Il s’agit d’une allusion au fait que les grandes plateformes ont été particulièrement opaques quant à la façon dont fonctionnent leurs algorithmes respectifs. C’est même un problème qui, dans plusieurs pays, est au coeur des réflexions sur une éventuelle réglementation des plateformes (et de l’intelligence artificielle): qu’est-ce qui détermine qu’un compte va apparaître plus souvent chez les usagers ? Quels sont les critères qui déterminent qu’une idée, qu’elle soit vraie ou fausse, aura prépondérance?
En dépit des limites de sa transparence, c’est néanmoins Twitter qui a généralement été la plus ouverte : son « API » (Application Programmer Interface) permettait à des tierces parties d’accéder à une partie de sa base de données, et c’est ce qui explique que beaucoup d’études, ces dernières années, ont porté sur les comportements des usagers de Twitter plutôt que d’autres plateformes. En mars dernier toutefois, la compagnie mettait fin à la gratuité de ce service.
Le cas Facebook
On dispose malgré tout de quelques données sur les flux de désinformation climatique sur Facebook. Au moins trois groupes ont pondu des rapports en ce sens en 2021.
- Sur 7000 messages décrivant en 2021 le discours sur le climat comme étant « hystérique », « alarmiste » ou « une arnaque », seulement 8% avaient été étiquetés comme de la désinformation (en vertu d’un programme qui, depuis 2017, permet à des médias de vérifier des messages jugés douteux), selon un rapport du Center for Countering Digital Hate (CCDH), un organisme à but non lucratif qui lutte contre la désinformation en ligne et les propos haineux.
- Entre 813 000 et 1,36 million de personnes par jour auraient vu de la « désinformation climatique » publiée en 2021 par seulement 200 comptes Facebook, selon un rapport des groupes militants Real Facebook Oversight Board et Stop Funding Heat. Certaines de ces pages Facebook portaient des noms aussi parlants que « Climate Change is Crap » et « Man-Made Climate Change is a HOAX ».
- Au Texas, parmi les messages qui, en février 2021, avaient répandu la fausse information selon laquelle l’énergie éolienne aurait été responsable des pannes d’électricité lors de la tempête de verglas, seulement 0,9% avaient été étiquetés désinformation par Facebook, selon la branche locale du groupe environnemental Les Amis de la Terre.

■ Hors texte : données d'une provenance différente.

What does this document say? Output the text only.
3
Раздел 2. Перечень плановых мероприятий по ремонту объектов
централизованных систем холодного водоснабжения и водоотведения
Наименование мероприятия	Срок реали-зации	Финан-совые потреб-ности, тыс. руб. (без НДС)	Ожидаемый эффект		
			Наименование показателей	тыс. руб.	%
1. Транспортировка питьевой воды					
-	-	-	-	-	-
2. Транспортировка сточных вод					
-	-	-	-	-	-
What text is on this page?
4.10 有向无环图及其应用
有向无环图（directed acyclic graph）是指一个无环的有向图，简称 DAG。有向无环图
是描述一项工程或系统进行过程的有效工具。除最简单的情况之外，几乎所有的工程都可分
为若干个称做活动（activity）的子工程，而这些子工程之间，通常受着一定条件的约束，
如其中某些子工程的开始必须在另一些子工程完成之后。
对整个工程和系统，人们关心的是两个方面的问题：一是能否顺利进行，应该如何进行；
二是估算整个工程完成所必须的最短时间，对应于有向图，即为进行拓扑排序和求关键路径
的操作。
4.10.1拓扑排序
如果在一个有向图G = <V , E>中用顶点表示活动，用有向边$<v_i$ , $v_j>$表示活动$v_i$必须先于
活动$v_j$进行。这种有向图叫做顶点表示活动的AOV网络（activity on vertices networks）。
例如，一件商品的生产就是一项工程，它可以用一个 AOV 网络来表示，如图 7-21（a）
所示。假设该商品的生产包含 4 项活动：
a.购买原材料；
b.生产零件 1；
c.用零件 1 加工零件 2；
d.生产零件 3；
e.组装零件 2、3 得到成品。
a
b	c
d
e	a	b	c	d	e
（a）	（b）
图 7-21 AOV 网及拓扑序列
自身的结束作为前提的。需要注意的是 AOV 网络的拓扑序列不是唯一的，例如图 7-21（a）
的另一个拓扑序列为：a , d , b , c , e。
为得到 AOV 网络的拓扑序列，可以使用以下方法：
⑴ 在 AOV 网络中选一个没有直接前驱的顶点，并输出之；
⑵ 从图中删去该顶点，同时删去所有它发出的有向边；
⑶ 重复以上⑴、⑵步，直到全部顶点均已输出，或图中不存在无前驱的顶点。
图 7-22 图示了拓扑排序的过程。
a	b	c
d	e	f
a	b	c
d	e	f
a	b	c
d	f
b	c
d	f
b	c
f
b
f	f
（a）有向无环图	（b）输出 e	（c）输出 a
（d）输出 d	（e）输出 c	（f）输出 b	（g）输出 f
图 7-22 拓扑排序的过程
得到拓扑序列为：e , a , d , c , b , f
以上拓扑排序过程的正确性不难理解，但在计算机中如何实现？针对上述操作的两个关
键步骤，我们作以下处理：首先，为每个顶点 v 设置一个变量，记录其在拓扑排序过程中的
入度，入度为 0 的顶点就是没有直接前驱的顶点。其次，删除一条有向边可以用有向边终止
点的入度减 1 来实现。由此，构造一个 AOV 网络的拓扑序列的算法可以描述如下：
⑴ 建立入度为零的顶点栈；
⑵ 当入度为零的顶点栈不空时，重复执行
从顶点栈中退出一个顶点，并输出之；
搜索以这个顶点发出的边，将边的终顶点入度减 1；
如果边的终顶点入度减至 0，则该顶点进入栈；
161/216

Enfin, on notera que, parmi les « Facebook papers » —des documents internes dévoilés en octobre 2021 par une ex-cadre, Frances Haugen— il était question de désinformation climatique: par exemple, un employé s’était inquiété dans un mémo du fait que la vidéo militante « Climate Change Panic is Not Based on Facts » était le deuxième élément proposé lorsqu’on faisait une recherche avec les mots « climate change ».
Pour enfoncer un peu plus le clou, l’Institute for Strategic Dialogue notait que, selon la « bibliothèque des publicités » de Meta —née d’un compromis de la compagnie qui chapeaute Facebook et Instagram face aux demandes de transparence en temps d’élections— on trouvait, entre les 1er septembre et 22 novembre 2022, 3781 publicités émanant de groupes faisant la promotion des carburants fossiles et qui avaient rapporté à Meta de 3 à 4 millions$ US.
Sur YouTube et TikTok?
Beaucoup moins de recherches se sont penchées sur les plateformes de vidéos. Sur YouTube, selon une compilation effectuée par le CCDH et une coalition d’organismes appelée Climate Action Against Disinformation, en date du 17 avril 2023, 200 vidéos présentant des informations fausses ou trompeuses sur le climat avaient été vues 73,8 millions de fois.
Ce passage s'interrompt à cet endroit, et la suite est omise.